As the latest innovations in AI and augmented reality push users to engage with reality through a completely new set of filters, future versions of similar apps can potentially distort conceptions of embodiedness, where definitions of ‘human’ and ‘death’ are in constant flux.
Far from just selling a product, the apps which normalise conversations in real-time with the avatars of deceased relatives are also selling us a worldview, according to which mortality is a technical bug that can be corrected through technology in a synthetic cybernetic existence.
Today, we are being tempted to trade our humanity for an understanding of man, life and the universe which is filtered through the prism of technology. This dystopian future which was once believed to be the stuff of science fiction is the ‘new normal’ which many AI architects are conditioning us to embrace.
Moratorium
As Muslims who have certainty in death, an afterlife and Day of Judgement, the suggestion that mortality can be digitally reversed through biohacking contradicts the unique and fundamental nature of God’s creation and creates an illusion of control over life and death.

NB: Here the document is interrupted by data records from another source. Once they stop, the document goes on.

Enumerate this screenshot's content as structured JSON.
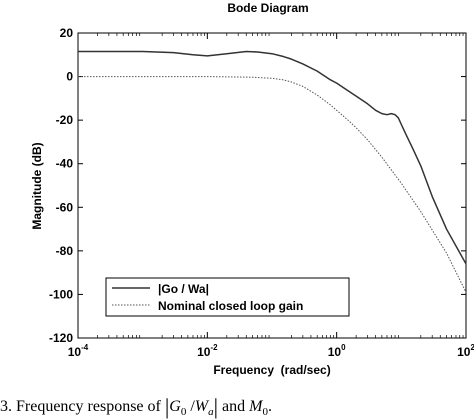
{
  "chart_data": {
    "type": "line",
    "title": "Bode Diagram",
    "xlabel": "Frequency  (rad/sec)",
    "ylabel": "Magnitude (dB)",
    "xscale": "log",
    "xlim": [
      0.0001,
      100
    ],
    "ylim": [
      -120,
      20
    ],
    "x_ticks": [
      {
        "base": "10",
        "exp": "-4"
      },
      {
        "base": "10",
        "exp": "-2"
      },
      {
        "base": "10",
        "exp": "0"
      },
      {
        "base": "10",
        "exp": "2"
      }
    ],
    "y_ticks": [
      "20",
      "0",
      "-20",
      "-40",
      "-60",
      "-80",
      "-100",
      "-120"
    ],
    "grid": false,
    "legend_position": "bottom-left",
    "series": [
      {
        "name": "|Go / Wa|",
        "style": "solid",
        "color": "#333333",
        "x": [
          0.0001,
          0.001,
          0.003,
          0.006,
          0.01,
          0.02,
          0.04,
          0.06,
          0.1,
          0.15,
          0.2,
          0.3,
          0.5,
          0.8,
          1,
          1.5,
          2,
          3,
          4,
          5,
          6,
          7,
          8,
          9,
          10,
          12,
          15,
          20,
          30,
          50,
          100
        ],
        "y": [
          11.5,
          11.5,
          11.0,
          10.0,
          9.5,
          10.5,
          11.5,
          11.3,
          10.5,
          9.2,
          8.0,
          5.8,
          2.5,
          -1.5,
          -3.0,
          -6.5,
          -9.0,
          -12.5,
          -15.5,
          -17.0,
          -17.5,
          -17.0,
          -17.5,
          -19.0,
          -22.0,
          -27.0,
          -33.0,
          -41.0,
          -55.0,
          -70.0,
          -86.0
        ]
      },
      {
        "name": "Nominal closed loop gain",
        "style": "dotted",
        "color": "#555555",
        "x": [
          0.0001,
          0.001,
          0.01,
          0.05,
          0.1,
          0.15,
          0.2,
          0.3,
          0.5,
          0.8,
          1,
          1.5,
          2,
          3,
          5,
          10,
          20,
          50,
          100
        ],
        "y": [
          0,
          0,
          0,
          -0.3,
          -0.8,
          -1.5,
          -2.5,
          -4.5,
          -8.5,
          -13.0,
          -15.5,
          -20.0,
          -23.5,
          -29.0,
          -37.0,
          -49.0,
          -62.0,
          -81.0,
          -99.0
        ]
      }
    ]
  },
  "caption": {
    "prefix": "3. Frequency response of",
    "abs_left": "|",
    "g_sym": "G",
    "g_sub": "0",
    "slash": " /",
    "w_sym": "W",
    "w_sub": "a",
    "abs_right": "|",
    "and": "and",
    "m_sym": "M",
    "m_sub": "0",
    "end": "."
  }
}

As stated in the Qur’an, the temptation to play God and cheat death always ended in
catastrophe. Today, we are again confronted with promethean forces over-estimating human capabilities in pursuit of an escapist posthuman technotopia.
Given the dangers with the salvation narrative of transhumanism and the pace at which this insidious reality could be upon us, Muslim scholars should consider a moratorium specifically on AI apps which normalise digital necromancy and acclimate users to treat death as a solvable problem.
Allah did not create mankind to confide in coded algorithms and digital avatars for our spiritual and emotional disconnect. While it is crucial for Muslims to harness the potential of AI for the benefit of mankind, it is equally important to resist the shaping power of transhumanism by offering an intellectual, psychological and spiritual bulwark against its false metaphysical promises.